In a statement Chase Strangio, an attorney for the American Civil Lierties Union representing Manning, said: 'This move could quite literally save Chelsea’s life, and we are all better off knowing that Chelsea Manning will walk out of prison a free woman, dedicated to making the world a better place and fighting for justice for so many'.
Albeit momentous, Obama’s decision to release Manning from her sentence is considered by some to pretty controversial due to the scale and nature of the intel Manning leaked. Also tied into all of this is the fact that only last week, WikiLeak’s Julian Assange had said he would surrender himself to the authorities if Manning was pardoned. So it's no doubt that more will materialise in the time between now and Manning's release.

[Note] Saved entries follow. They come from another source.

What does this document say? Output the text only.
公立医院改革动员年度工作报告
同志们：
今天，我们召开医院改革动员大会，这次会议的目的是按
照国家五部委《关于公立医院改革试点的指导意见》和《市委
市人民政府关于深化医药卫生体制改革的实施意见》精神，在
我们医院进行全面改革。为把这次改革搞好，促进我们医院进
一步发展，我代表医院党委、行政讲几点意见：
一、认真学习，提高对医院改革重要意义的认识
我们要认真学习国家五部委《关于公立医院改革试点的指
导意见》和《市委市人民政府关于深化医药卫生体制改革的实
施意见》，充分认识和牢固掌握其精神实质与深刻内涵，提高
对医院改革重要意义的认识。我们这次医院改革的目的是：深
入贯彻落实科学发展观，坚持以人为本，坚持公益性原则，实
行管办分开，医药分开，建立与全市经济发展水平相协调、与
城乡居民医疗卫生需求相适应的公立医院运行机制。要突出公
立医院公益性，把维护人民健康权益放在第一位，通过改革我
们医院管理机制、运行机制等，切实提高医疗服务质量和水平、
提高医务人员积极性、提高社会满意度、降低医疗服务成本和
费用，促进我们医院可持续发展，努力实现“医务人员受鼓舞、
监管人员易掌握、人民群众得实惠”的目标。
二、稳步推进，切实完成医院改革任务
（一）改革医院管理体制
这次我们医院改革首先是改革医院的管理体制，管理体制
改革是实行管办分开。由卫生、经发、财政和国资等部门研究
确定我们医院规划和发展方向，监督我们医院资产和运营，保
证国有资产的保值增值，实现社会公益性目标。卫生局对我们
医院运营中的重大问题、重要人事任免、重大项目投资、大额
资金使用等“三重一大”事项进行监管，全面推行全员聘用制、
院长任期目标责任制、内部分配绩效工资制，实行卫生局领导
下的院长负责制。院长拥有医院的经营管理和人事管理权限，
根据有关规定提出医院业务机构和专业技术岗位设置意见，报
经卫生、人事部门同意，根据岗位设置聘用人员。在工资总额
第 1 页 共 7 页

She's one of 273 people to be commuted and pardoned in Obama's last few days as president, which it itself is pretty significant. The White House issued a statement that said: ‘These 273 individuals learned that our nation is a forgiving natation where hard work and a commitment to rehabilitation can lead to a second chance, and where wrongs from the past will not deprive an individual of the opportunity to move forward’.